Parenting

10 Reasons Why The County Fair Is A Stealth Fun Sponge

by Randi Cornwall
Updated: 
Originally Published: 
boy-eating-cotton-candy
Image via Shutterstock

Here are 10 reasons that the fair (not Mom) is the actual fun sponge in this scenario:

1. The Rides

Those tin boxes deserve all the side-eye. Yeah, I know that accidents are really rare, but there’s another big reason to avoid those twirling buckets of doom. I once witnessed one passenger puke while the ride was upside down, and as it swung back, the falling vomit hit another passenger in the face. Weaponized vomit, however rare, is a solid reason to steer clear.

2. The (Lack of) Organization

The parade is 20 minutes late, the funnel cake booth runs out of syrup at noon and the magic show is a no-go, but no one told us. A host of mothers and children fan themselves under the shade of the magic show canopy as their patience erodes to each repetition of “No, I don’t know when it will start, maybe soon.” If we are lucky, security strolls through and gives us the 4-1-1, chuckling at our inability to telepathically intuit random schedule changes.

3. The Temperature

It’s always somewhere between a hair’s breadth to hell and “please just kill me dead.” The first person to invent outdoor air conditioning will be a bazillionaire.

4. The Fair Food

Whenever we drive near the fair, the smells overtake us, applying a siren song to our sense of nostalgia. And like a siren, this is a trick. Beer and brats are as expensive as a decent family restaurant but half as good. Further, it is sticky—the beer, the cotton candy, the condiments. After opening day, the entire fair, every single surface, is like the back side of duct tape.

5. The Fucking Goldfish

I’ll admit to being a bit prideful for getting eight years into parenting without a single fair fish to show for it. My pride was my downfall. Why couldn’t the ring toss host allow my children to learn about losing graciously instead of donating fish to their sad-face cause? Now I’m out $50 in “proper equipment” that the pet store girl shamed us into purchasing for pets we didn’t really expect.

6. The Salespeople

Tucked into the only unpopulated area are the vendors, trying to hawk their wares to uninterested passersby. “Would you like to hear about a $100,000 timeshare in Nowhere, USA?” “How about a hot tub that 10,000 people sat in over two weeks?

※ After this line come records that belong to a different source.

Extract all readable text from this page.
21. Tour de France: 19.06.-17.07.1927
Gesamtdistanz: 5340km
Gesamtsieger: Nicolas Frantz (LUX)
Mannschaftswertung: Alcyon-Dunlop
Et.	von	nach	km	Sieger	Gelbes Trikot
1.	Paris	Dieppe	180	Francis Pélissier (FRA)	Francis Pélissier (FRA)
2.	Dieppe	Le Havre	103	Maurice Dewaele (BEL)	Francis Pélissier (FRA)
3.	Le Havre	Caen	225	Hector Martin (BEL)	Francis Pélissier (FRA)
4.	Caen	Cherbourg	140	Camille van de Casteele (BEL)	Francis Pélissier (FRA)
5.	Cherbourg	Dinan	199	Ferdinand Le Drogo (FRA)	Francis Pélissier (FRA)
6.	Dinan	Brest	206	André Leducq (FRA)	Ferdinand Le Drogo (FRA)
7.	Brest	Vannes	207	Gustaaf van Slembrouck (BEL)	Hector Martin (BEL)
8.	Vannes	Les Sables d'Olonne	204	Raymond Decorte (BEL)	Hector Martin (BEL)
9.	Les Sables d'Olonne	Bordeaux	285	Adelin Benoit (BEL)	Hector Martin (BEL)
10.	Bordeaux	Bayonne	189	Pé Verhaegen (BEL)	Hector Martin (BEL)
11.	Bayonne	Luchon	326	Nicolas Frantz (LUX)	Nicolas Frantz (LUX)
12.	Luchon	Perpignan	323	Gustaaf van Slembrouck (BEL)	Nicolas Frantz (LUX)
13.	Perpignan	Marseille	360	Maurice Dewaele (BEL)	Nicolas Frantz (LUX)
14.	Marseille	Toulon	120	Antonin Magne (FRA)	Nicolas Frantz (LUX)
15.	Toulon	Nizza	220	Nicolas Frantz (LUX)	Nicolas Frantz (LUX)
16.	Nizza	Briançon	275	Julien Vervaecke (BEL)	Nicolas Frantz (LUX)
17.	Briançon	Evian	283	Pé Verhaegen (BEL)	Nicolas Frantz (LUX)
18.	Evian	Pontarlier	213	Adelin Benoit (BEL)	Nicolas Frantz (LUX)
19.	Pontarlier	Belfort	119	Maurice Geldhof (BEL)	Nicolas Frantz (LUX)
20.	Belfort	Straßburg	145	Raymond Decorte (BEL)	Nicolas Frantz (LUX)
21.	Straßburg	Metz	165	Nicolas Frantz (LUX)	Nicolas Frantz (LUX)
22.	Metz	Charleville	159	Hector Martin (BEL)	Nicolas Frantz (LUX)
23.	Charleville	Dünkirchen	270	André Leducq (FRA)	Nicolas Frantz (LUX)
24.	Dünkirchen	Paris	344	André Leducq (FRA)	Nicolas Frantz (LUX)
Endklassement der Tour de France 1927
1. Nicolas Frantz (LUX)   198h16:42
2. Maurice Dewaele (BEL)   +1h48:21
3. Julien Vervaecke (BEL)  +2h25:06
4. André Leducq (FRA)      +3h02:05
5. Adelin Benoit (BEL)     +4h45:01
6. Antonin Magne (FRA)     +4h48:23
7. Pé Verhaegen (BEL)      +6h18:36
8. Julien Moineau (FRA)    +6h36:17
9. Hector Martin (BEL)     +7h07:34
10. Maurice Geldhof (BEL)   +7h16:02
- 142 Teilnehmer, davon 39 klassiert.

Half off for the display model!”

7. The Fair-Goers

From what forbidden forest did these jerks emerge? There are the entitled single adults pushing through children to see a display from the front row. Then the grandparents laughing while their grandchild smears ice cream all over the last clean table. There are line cutters and lazy litterers who can’t be bothered to reach the extra two inches to toss the frosty into the garbage. Parenting is hard enough without all these etiquette-breaking assholes showing your children that rules only apply to them.

8. The Children’s Hall of Inadequacy

Forget about 4-H. The rows of elementary-aged photography, baked goods and quilts offer a not-so-subtle reprimand of what you should have been doing with your children in all your spare time. To enter this hall is to entertain all the hushed doubts about your parenting.

9. The Icky Factor

There’s the race track seating covered in spilled beer, peanut spittle and bird shit. The bathroom options are hot and stinky portables or building bathrooms, which are not much better. How do so many women miss the feminine product receptacle? (If not wanting to see another’s used pad is wrong, I don’t want to be right.) Litter at the fair is like herpes at a key party; there is no way for the grounds crew to keep up with the nasty.

10. The Cost of, Well, Everything

Going to the fair is as expensive as a spending spree at Target, except there’s no AC and the only thing you come home with are two semi-dead fish and three blow-up toys that will break before you make it across the parking lot.

I see now why my mom wasn’t a huge fan of the fair. But here’s the plot twist: She took us anyway. So, in her honor, I’m going to do my older kids a solid and take them, despite my reservations about being vomited on in mid-air. I will definitely be packing extra baby wipes, though, so if you need some, you can find me sipping on a $20 cup of lukewarm Coors in the empty hot tubs.